A recent message in the social network X of the president of the Chamber of Deputies of the Nation, Martín Menem, unleashed a wave of criticism of accountants and business entities to the Gross Income Tax that the provinces charge. While tax aliquots are usually high and is considered as the most distorting of all, it is not an easy to remove. Explain 80% of the income of subnational states.
This is indicated by a report of the Mediterranean Foundation based on tax revenue data from 20 provinces to November last year. “The Provincial tax revenues fell 8 to 9% real annual, with a decrease of 10.6% in gross income, Its main tribute, ”says the report.
In that sense, the study indicates that Neuquén was the exception, with increases due to the 11% hydrocarbon activity accumulated until November. Instead, the City of Buenos Aires had a real drop of 17% while in Formosa 25%collapsed.
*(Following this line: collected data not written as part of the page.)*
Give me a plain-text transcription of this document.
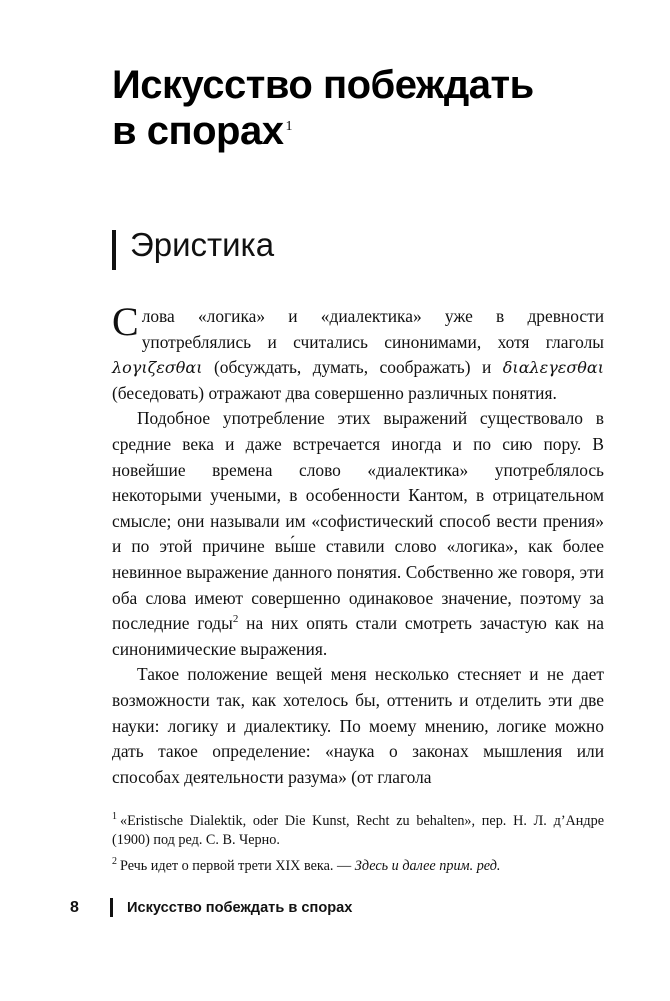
Искусство побеждать
в спорах $^1$
Эристика

Слова «логика» и «диалектика» уже в древности употреблялись и считались синонимами, хотя глаголы λογιζεσθαι (обсуждать, думать, соображать) и διαλεγεσθαι (беседовать) отражают два совершенно различных понятия.

Подобное употребление этих выражений существовало в средние века и даже встречается иногда и по сию пору. В новейшие времена слово «диалектика» употреблялось некоторыми учеными, в особенности Кантом, в отрицательном смысле; они называли им «софистический способ вести прения» и по этой причине вы́ше ставили слово «логика», как более невинное выражение данного понятия. Собственно же говоря, эти оба слова имеют совершенно одинаковое значение, поэтому за последние годы$^2$ на них опять стали смотреть зачастую как на синонимические выражения.

Такое положение вещей меня несколько стесняет и не дает возможности так, как хотелось бы, оттенить и отделить эти две науки: логику и диалектику. По моему мнению, логике можно дать такое определение: «наука о законах мышления или способах деятельности разума» (от глагола

$^1$ «Eristische Dialektik, oder Die Kunst, Recht zu behalten», пер. Н. Л. д’Андре (1900) под ред. С. В. Черно.

$^2$ Речь идет о первой трети XIX века. — Здесь и далее прим. ред.

8	Искусство побеждать в спорах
The importance of the controversial tribute in the provincial coffers makes it Impossible to eliminate it without a fiscal pact with the Nation, within the framework of an integral tax reform. The only chance is to transfer the value added tax (VAT). President Javier Milei had said in September last year when he went to Congress to present the 2025 budget that is the intention of his government to return the collection power to the provinces. Keep in mind that COnstitutionally they are preceded to the nation and have the faculty of origin to collect taxes. Strictly speaking, the nation has the power to collect only the “customs income”, so that the collection of taxes can be said that it is delegated in the federal state, which then distributes resources through federal co -participation.
As indicated by the Mediterranean report, 80.2% of the provincial own resources were generated last year from gross income; 7.4% through the stamp tax; 5.6%, real estate; 4%, cars patents and 2.7% other encumbrances. If the 2017 Fiscal Pact had been fulfilled that the governors had signed then with former President Mauricio Macri, he would not currently have imposed on gross income for productive activities, since he set a gradual reduction schedule that ended in 2023.
A post that generated expectations
On January 24, the economist Darío Epstein had posted on social networks that “the time was to get the Sircreb” what was retaken by the president of deputies, Martín Menem with the comment “The time came”. Both refer to the Bank Accrediting Collection and Control System. It is a Mechanism agreed between the provinces that orders banks to collect gross income advances every time a movement is made in a bank account. The mechanism thus generates balances in favor of taxpayers who never recover. And not only that: if a Morón company, for example, sells something to a customer in Jujuy, both jurisdictions will “blow” a part of gross income no matter how the company is based in another province. The system also generates huge bureaucratic costs to companies that every month have to make gross income calculations for several jurisdictions even if they are based in one. Menem’s post was thinking that the government is working on some mechanism to eliminate Sircreb or put some limit.
Overlapping claims
In turn, A recent decision of the Santa Fe government to increase the aliquot of gross income to digital platforms also aroused a wave of complaints, In principle from the market company Libre, by Marcos Galperin, of recognized support to the libertarian government. From an order to eliminate Sircreb, a total questioning of the main provincial tax was referred. In this regard, The group of 6which includes the Argentine Industrial Union (UIA), the Rural Company (MSR), the Stock Exchange, the Chamber of Commerce (CAC), Rural Confederations (CRA) and ADEBA (Argentine banks), asked the provinces and municipalities that “Accompany the competitiveness agenda of Argentine companies ” Through the decline of the tax burden in the provinces, through the collection of gross income, and the review of the “municipal fees that have become a local financing method rather than in an effective consideration”.
Caputo against governors and mayors
A study of PyME Observatory Foundation determined that the Gross Income Tax and Municipal Rates represent 9% of the cost structure of industrial companies. Such magnitude takes them out of the importation, to the extent that the economic process leads to a delay of the exchange rate. Tax costs rise in dollars.
That is why from the Ministry of Economy is maintained a persistent claim to the provinces and municipalities to reduce fiscal pressure on the companys. He has already filed a claim before the Supreme Court against the municipality of Lomas de Zamora against the so -called road rate, which is a communal tax for the sale of fuels.
What is the difference between gross income and VAT
Although both have to do with turnover, they are different. Gross income is a true tribute to billing in “waterfall.” Assuming that a certain productive activity is reached with 3%, in each section of the value chain, 3%is charged. The longer the chain of an activity, the more imposed it is charged and ends it by paying the final consumer.
VAT actually, as its name says, is a tribute that is charged to the “value that adds” each chain factor. A company charges its final consumer client 21% and with it generates a loan in its favor. When you buy your supplier pays 21%, that is, it generates a debiteither. It will only pay the differential between credit and debit.
Source: Ambito

I am an author and journalist who has worked in the entertainment industry for over a decade. I currently work as a news editor at a major news website, and my focus is on covering the latest trends in entertainment. I also write occasional pieces for other outlets, and have authored two books about the entertainment industry.